O trajeto até a casa de Bad Angel foi relativamente tranquilo. Não foi de um silêncio desconfortável, mas sim um tanto amistoso, o qual deixou Scott descontraído e ligeiramente catártico, apesar da atmosfera sexualmente carregada. A presença de Bad Angel lhe deu conforto após o estresse do jantar com o pai e da notícia sobre o vazamento de dentro da Preservações. Ele queria se aninhar em Bad Angel e permitir que ele o abraçasse.
Eles chegariam a isso, Scott tinha certeza, depois do filme que ele havia prometido. E da torta. Olhando para baixo e encontrando a delicadeza coberta de creme em seu colo, o estômago dele roncou.
Bad Angel olhou para Scott e sorriu.
– Vou adivinhar e dizer que você está com fome.
Ele se virou para olhar pela janela do carona.
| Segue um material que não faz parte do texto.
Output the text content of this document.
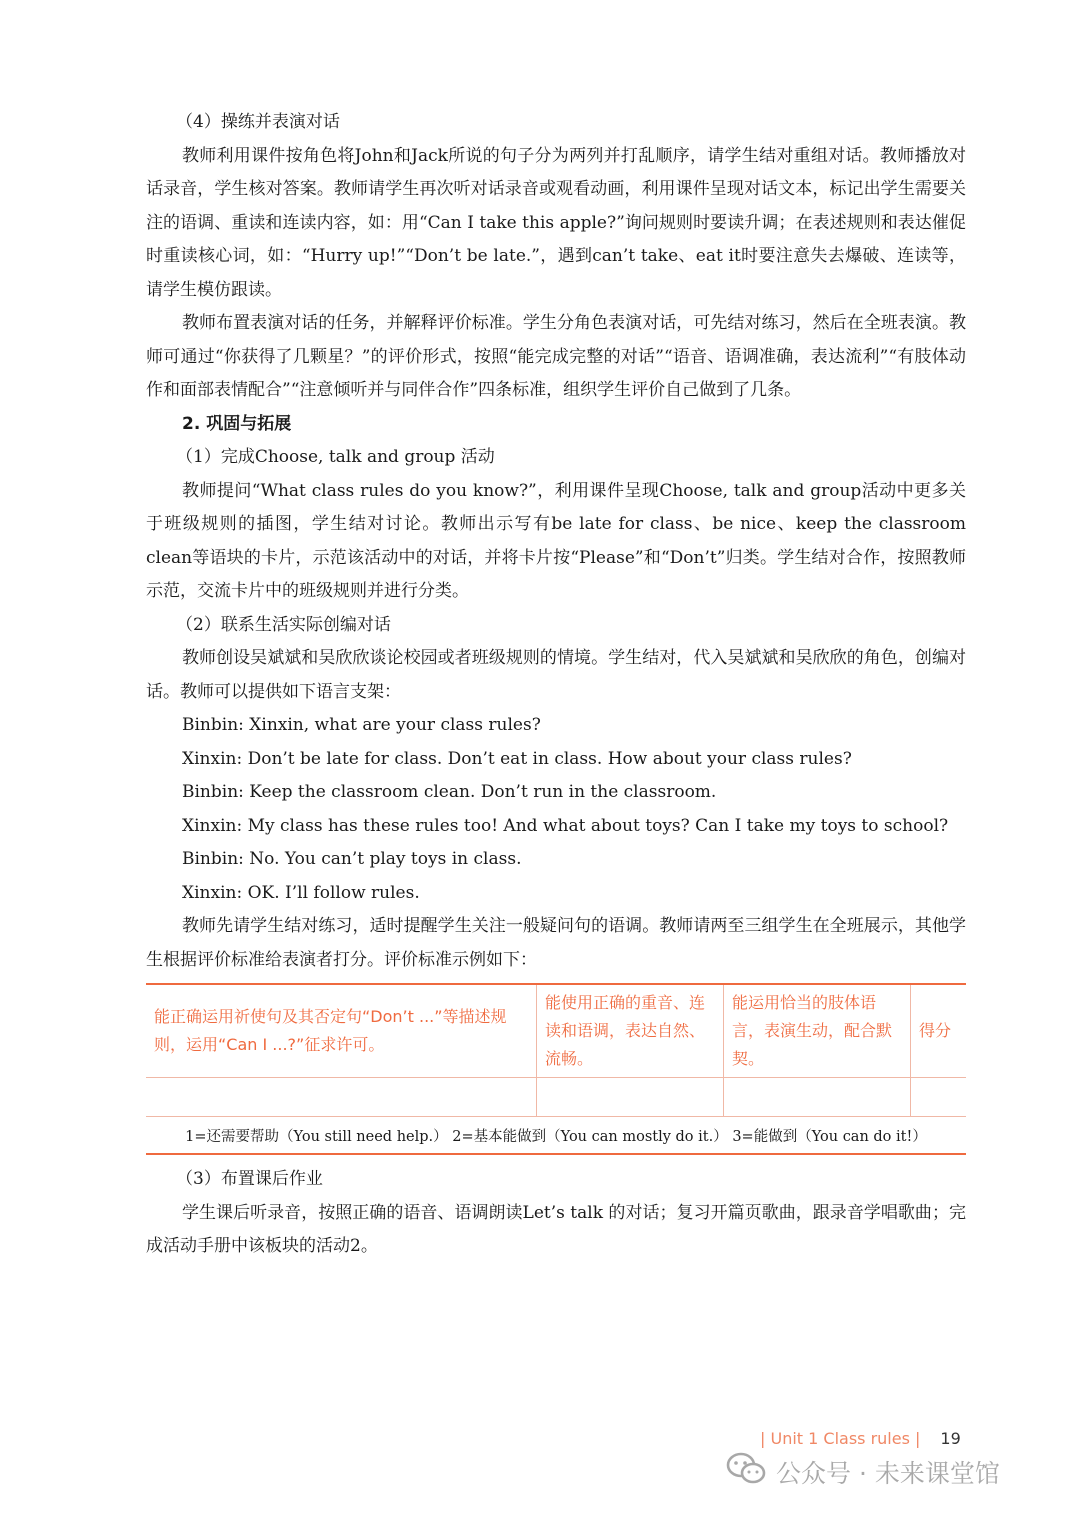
（4）操练并表演对话

教师利用课件按角色将John和Jack所说的句子分为两列并打乱顺序，请学生结对重组对话。教师播放对话录音，学生核对答案。教师请学生再次听对话录音或观看动画，利用课件呈现对话文本，标记出学生需要关注的语调、重读和连读内容，如：用“Can I take this apple?”询问规则时要读升调；在表述规则和表达催促时重读核心词，如：“Hurry up!”“Don’t be late.”，遇到can’t take、eat it时要注意失去爆破、连读等，请学生模仿跟读。

教师布置表演对话的任务，并解释评价标准。学生分角色表演对话，可先结对练习，然后在全班表演。教师可通过“你获得了几颗星？”的评价形式，按照“能完成完整的对话”“语音、语调准确，表达流利”“有肢体动作和面部表情配合”“注意倾听并与同伴合作”四条标准，组织学生评价自己做到了几条。

2. 巩固与拓展

（1）完成Choose, talk and group 活动

教师提问“What class rules do you know?”，利用课件呈现Choose, talk and group活动中更多关于班级规则的插图，学生结对讨论。教师出示写有be late for class、be nice、keep the classroom clean等语块的卡片，示范该活动中的对话，并将卡片按“Please”和“Don’t”归类。学生结对合作，按照教师示范，交流卡片中的班级规则并进行分类。

（2）联系生活实际创编对话

教师创设吴斌斌和吴欣欣谈论校园或者班级规则的情境。学生结对，代入吴斌斌和吴欣欣的角色，创编对话。教师可以提供如下语言支架：

Binbin: Xinxin, what are your class rules?

Xinxin: Don’t be late for class. Don’t eat in class. How about your class rules?

Binbin: Keep the classroom clean. Don’t run in the classroom.

Xinxin: My class has these rules too! And what about toys? Can I take my toys to school?

Binbin: No. You can’t play toys in class.

Xinxin: OK. I’ll follow rules.

教师先请学生结对练习，适时提醒学生关注一般疑问句的语调。教师请两至三组学生在全班展示，其他学生根据评价标准给表演者打分。评价标准示例如下：

能正确运用祈使句及其否定句“Don’t ...”等描述规则，运用“Can I ...?”征求许可。	能使用正确的重音、连读和语调，表达自然、流畅。	能运用恰当的肢体语言，表演生动，配合默契。	得分

1=还需要帮助（You still need help.） 2=基本能做到（You can mostly do it.） 3=能做到（You can do it!）			

（3）布置课后作业

学生课后听录音，按照正确的语音、语调朗读Let’s talk 的对话；复习开篇页歌曲，跟录音学唱歌曲；完成活动手册中该板块的活动2。

| Unit 1 Class rules | 19
公众号 · 未来课堂馆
O mundo passava por eles, casas adormecidas e cheias de desconhecidos que não poderiam se importar menos com o fato de a noite dele ter sido uma porcaria. Eles tinham suas vidas para resolver. E aí havia Bad Angel. O confuso, sedutor e desafiador Bad Angel. Ele havia lhe oferecido mais um pedaço do seu enigma esta noite e, em troca, desejava conhecê-lo melhor. Mas será que Scott poderia oferecer isto a ele?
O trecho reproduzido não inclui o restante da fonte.